A Easyjet Portugal admite que pode reduzir a operação nas rotas domésticas caso entre em vigor o fim dos tetos máximos do subsídio social de mobilidade. A ressalva foi feita pelo diretor-geral da empresa em Portugal, José Lopes, durante uma conferência no Funchal, realizada com a Secretaria Regional do Turismo.
Lopes afirmou que a retirada do limite superior pode levar a um aumento artificial dos preços, o que, na sua perspetiva, não traria benefícios aos residentes e poderia afastar visitantes, passageiros relevantes nas rotas internas da Madeira.
Na conferência, que abordou a atividade e compromissos de longo prazo da empresa na região, o executivo destacou que a Easyjet lidera as operações aéreas na Madeira e registou evolução considerável desde 2007, ano em que começou a operar na ilha.

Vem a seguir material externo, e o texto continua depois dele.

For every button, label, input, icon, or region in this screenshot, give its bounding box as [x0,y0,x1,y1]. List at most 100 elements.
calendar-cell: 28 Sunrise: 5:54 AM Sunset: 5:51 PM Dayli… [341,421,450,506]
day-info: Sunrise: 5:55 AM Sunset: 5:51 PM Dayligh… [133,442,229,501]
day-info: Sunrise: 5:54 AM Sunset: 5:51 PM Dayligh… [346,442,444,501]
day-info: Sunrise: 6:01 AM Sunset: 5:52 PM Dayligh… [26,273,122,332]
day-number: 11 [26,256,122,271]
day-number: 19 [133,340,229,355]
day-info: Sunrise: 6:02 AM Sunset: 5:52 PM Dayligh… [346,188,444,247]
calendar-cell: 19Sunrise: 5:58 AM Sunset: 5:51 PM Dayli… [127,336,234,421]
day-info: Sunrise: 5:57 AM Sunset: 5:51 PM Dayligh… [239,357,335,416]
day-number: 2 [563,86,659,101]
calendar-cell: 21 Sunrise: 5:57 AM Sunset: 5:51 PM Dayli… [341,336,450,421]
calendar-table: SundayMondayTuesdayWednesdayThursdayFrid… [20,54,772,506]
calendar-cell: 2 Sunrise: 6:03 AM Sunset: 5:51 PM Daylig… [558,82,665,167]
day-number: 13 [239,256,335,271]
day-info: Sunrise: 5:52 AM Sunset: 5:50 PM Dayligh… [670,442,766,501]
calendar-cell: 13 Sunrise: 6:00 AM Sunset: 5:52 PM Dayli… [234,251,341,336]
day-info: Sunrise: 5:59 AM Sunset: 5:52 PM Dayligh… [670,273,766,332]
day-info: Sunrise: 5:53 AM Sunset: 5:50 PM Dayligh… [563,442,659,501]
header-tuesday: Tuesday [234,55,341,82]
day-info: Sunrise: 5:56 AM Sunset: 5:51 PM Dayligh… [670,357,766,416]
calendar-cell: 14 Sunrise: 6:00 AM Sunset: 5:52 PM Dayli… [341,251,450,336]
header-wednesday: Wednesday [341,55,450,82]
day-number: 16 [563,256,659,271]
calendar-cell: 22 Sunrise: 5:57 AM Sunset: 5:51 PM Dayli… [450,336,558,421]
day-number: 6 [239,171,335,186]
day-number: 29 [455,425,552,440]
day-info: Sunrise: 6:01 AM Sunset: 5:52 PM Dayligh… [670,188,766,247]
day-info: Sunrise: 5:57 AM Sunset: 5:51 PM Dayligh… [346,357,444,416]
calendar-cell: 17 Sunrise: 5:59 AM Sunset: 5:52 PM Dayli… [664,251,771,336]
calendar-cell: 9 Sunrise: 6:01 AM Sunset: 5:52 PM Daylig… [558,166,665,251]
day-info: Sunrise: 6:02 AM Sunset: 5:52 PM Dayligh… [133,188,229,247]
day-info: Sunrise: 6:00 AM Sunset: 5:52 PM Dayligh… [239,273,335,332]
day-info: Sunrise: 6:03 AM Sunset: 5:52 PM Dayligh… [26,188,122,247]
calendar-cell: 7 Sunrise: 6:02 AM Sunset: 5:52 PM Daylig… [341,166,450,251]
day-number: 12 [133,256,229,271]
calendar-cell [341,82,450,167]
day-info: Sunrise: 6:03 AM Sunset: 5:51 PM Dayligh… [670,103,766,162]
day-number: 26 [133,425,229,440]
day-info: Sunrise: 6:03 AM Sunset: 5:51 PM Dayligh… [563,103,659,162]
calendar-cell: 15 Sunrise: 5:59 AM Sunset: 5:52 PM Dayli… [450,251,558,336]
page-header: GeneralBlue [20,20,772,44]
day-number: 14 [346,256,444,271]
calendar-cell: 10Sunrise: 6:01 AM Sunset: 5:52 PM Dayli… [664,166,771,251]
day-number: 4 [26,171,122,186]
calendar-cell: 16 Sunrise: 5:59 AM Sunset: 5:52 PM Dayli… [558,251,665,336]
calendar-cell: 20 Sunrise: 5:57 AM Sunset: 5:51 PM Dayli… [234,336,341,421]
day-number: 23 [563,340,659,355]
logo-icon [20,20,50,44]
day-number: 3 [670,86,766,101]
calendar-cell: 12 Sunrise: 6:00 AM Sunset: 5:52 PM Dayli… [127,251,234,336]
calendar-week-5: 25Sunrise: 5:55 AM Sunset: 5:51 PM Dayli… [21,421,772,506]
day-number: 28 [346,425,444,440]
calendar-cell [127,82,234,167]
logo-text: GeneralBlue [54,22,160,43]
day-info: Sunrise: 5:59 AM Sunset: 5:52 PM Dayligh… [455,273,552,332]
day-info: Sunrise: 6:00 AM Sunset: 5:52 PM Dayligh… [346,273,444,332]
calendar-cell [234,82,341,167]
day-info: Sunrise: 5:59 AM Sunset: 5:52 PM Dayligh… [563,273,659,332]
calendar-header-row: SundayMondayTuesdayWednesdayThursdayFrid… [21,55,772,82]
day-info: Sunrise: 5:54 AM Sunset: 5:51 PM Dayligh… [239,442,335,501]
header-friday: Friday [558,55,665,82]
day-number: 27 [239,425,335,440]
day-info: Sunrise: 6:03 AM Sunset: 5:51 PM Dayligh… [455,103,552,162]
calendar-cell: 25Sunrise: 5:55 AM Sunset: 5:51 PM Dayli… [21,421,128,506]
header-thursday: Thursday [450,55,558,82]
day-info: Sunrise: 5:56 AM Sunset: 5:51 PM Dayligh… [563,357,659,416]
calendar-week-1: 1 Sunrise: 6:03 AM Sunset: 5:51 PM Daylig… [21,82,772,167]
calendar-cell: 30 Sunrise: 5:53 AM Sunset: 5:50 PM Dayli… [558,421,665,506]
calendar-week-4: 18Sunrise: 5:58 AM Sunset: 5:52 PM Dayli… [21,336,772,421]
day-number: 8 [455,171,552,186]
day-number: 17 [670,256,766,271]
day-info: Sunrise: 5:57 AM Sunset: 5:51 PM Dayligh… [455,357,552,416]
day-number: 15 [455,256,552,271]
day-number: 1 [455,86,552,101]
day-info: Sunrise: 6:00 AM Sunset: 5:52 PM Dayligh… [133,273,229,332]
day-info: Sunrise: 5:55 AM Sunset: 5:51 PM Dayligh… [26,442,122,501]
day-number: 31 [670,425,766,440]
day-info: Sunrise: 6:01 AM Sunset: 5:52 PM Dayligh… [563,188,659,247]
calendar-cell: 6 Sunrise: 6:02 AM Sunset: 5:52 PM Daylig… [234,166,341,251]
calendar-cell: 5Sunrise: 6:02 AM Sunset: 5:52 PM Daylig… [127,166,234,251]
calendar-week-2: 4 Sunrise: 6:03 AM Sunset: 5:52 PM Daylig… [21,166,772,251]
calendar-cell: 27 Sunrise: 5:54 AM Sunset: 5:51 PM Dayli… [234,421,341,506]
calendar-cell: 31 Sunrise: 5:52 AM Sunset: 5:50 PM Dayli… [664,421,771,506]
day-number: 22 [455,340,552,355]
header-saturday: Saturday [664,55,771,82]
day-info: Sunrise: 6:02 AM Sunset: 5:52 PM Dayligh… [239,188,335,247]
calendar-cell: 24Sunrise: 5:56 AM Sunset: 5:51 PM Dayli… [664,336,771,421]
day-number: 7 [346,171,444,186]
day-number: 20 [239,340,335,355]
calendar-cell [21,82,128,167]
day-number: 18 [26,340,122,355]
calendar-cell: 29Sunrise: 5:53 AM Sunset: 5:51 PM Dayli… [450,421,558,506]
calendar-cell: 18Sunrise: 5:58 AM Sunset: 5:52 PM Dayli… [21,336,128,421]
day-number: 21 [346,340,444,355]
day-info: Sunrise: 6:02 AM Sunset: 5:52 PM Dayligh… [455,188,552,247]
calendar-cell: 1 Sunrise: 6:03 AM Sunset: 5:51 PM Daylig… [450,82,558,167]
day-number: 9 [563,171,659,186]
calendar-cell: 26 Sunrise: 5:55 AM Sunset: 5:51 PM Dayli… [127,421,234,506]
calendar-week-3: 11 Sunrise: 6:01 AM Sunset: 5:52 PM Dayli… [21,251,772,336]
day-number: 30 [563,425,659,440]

Perspetiva do operador e planeamento para o verão
Para o verão, a IATA prevê que a Easyjet opere cerca de 5 700 voos no Aeroporto da Madeira, mais 5% face a 2023, com mais de um milhão de lugares disponíveis, mais 4% do que no ano anterior, e 15 rotas para seis países, mais uma do que em 2023, incluindo Nice, França.
No Aeroporto de Porto Santo, mantêm-se as duas rotas existentes, para Lisboa e para o Porto, ainda que com constrangimentos que afetam a ligação a Lisboa, indicou a transportadora.
José Lopes ressalvou que o plano de operação foi elaborado com base nos cenários atuais e que, se as mudanças ao subsídio de mobilidade entrarem em vigor, haverá impactos na atividade da Easyjet. O responsável não afastou por completo a possibilidade de reduzir a capacidade no mercado.
Questionado, o gestor citou o caso dos Açores, para onde a Easyjet já não opera. Nesse arquipélago, o subsídio não tinha teto máximo, o que resultou em preços mais elevados, menos passageiros e custos maiores para o erário.
Contexto político e efeitos esperados
O secretário regional do Turismo, Eduardo Jesus, explicou que as propostas da Madeira não visam eliminar o teto máximo atual, atribuindo a mudança aos Açores, e alegou que grande parte das passagens não atinge os 400 euros. Revelou previsões de aumento de despesa pública sem o teto.
As alterações ao subsídio social de mobilidade foram aprovadas na Assembleia da República na sexta-feira, mas ainda não entraram em vigor. O diploma permite que o acesso ao subsídio passe a designar-se mecanismo de continuidade territorial e elimina o requisito da situação contributiva e da apresentação de recibos, além de reduzir o teto máximo elegível.
O subsídio social de mobilidade define uma tarifa máxima de 79 euros para residentes e 59 euros para estudantes, em viagens Madeira-continente (ida e volta). O teto máximo do custo elegível mantinha-se em 400 euros. Se a passagem superar esse teto, o valor excedente fica a cargo do passageiro.